Две недели спустя мне выпала возможность спросить его об этом, когда я присоединилась к их группе в качестве старшего врача. Во время обхода я отвела его в сторонку и заметила, что, возможно, ему несколько неловко от того, что я стала его старшим врачом после того, как он видел меня столь больной в качестве пациента.
«Нет, нисколько, – искренне ответил он. – Статус врача не делает нас какими-то уникальными. Мы все в тот или иной момент становимся пациентами».
Я улыбнулась. «Когда я была напугана, когда я не могла дышать, то резидент, как мне кажется, сделал очень правильно, заверив меня, что все в порядке. Я заметила в комнате тебя – интересно, ты запомнил, что он сказал?»
«Кажется, он просто предложил свою поддержку, сказал, что вам становится лучше, и что он не оставит вас, пока вы не почувствуете себя в безопасности. Что-то вроде того».
«Да, на самом деле именно так и было», – сказала я.
«Я знаю, что вас очень интересует тема эффективного взаимодействия, и мне хотелось бы вам кое-что рассказать – думаю, вам это понравится, – сказал он. – В нашем мединституте перестали проводить собеседования в традиционном формате, когда они спрашивают претендентов об их исследовательском опыте и стремлении стать врачом. Теперь же нас сажают вместе с другим претендентом на стулья спиной к спине. У одного из нас на руках при этом какая-то заранее собранная конструкция из деталей лего, а у другого – те же детали в разобранном виде. Нас оценивают согласно тому, сможем ли мы взаимодействовать достаточно эффективно, чтобы воссоздать конструкцию. Разве не круто?»
«Это невероятно круто».
«Да, это так, но тогда для нас это оказалось крайне сложным испытанием. Внезапно для себя осознаешь, как тщательно нужно подбирать слова, – сказал он. – Да и слушать приходится так, чтобы по-настоящему слышать то, что тебе говорят».
Я задумалась о том, как часто я слушала, чтобы услышать, при этом не думая о том, что мне еще нужно в тот день успеть сделать или не проговаривая мысленно то, что хочу сказать следом. Как часто люди слушают великодушно, не настраиваясь заранее на то, что они рассчитывают услышать в ответ? Мы надеемся, что дело в заложенности носа, а не в том, что мы сделали что-то не так. Мы надеемся, что сердце ребенка все еще бьется, хотя сердцебиения на экране УЗИ и не прослеживается. Мы надеемся, что пациент болен не настолько, что мы попросту не в силах его спасти.
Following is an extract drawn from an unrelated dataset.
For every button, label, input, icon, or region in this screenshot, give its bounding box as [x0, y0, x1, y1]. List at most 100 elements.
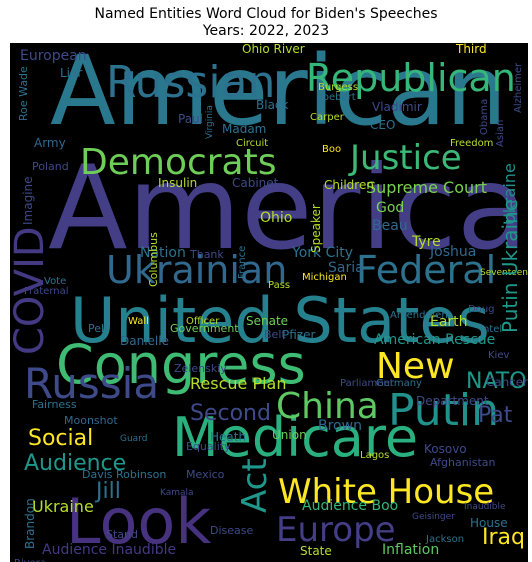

Мы надеемся, то отек мозга у нашей пациентки спадет, чтобы она смогла увидеть своего ребенка. Мы надеемся, что события прошедшего дня позволят каждому из нас, как врачам, так и пациентам, покинуть больницу без неизгладимых шрамов.
Когда мы заранее все расписываем, то зачастую это не более, чем еще один механизм самозащиты. Мы можем просто надеяться на то, что все закончится хорошо как для пациента, так и для нас самих.
Мы заводим разговор с пациентами и их родными, в то время как за нами плетутся все призраки нашего прошлого. Мы заводим его, не всегда понимая, сможем ли мы вынести новую порцию горя. Мы плохо умеем оценивать собственную психологическую устойчивость или замечать присутствующие в комнате тени. Мне хотелось верить, что те новые навыки, которые я увидела в том резиденте, и ответ студента-медика были индикаторами перемен к лучшему.
Если принципы подготовки врачей и правда поменялись, то, возможно, мы сможем научиться смягчаться, заходя в палату к своим пациентам, вместо того, чтобы ожесточаться.
Возможно, мы сможем перестать считать, будто от нас требуется делать так, чтобы невозможное казалось чем-то естественным и не требующим усилий. Вместо этого мы могли бы поверить в то, что самое главное, что от нас требуется, – это внимательно слушать.Мое дыхание продолжало улучшаться, и моя палата постепенно освобождалась от врачей, медсестер и студентов-медиков. Лишь оставшись чуть ли не наедине с сидящим рядом в кресле Рэнди, я осознала, что находилась в палате, которую у нас было принято считать проклятой. В отделении интенсивной терапии, в котором происходит столько смертей и трагедий, отдельной палате выделиться среди остальных не так-то просто, однако этой удалось. На протяжении последней недели она стала сосредоточением необъятного горя. Я оглянулась в поисках чего-то, что бы об этом свидетельствовало, каких-то неизгладимых следов, однако ничего не обнаружила. Я подумала о последнем пациенте, который пребывал в этой палате, когда я последний раз выходила на работу.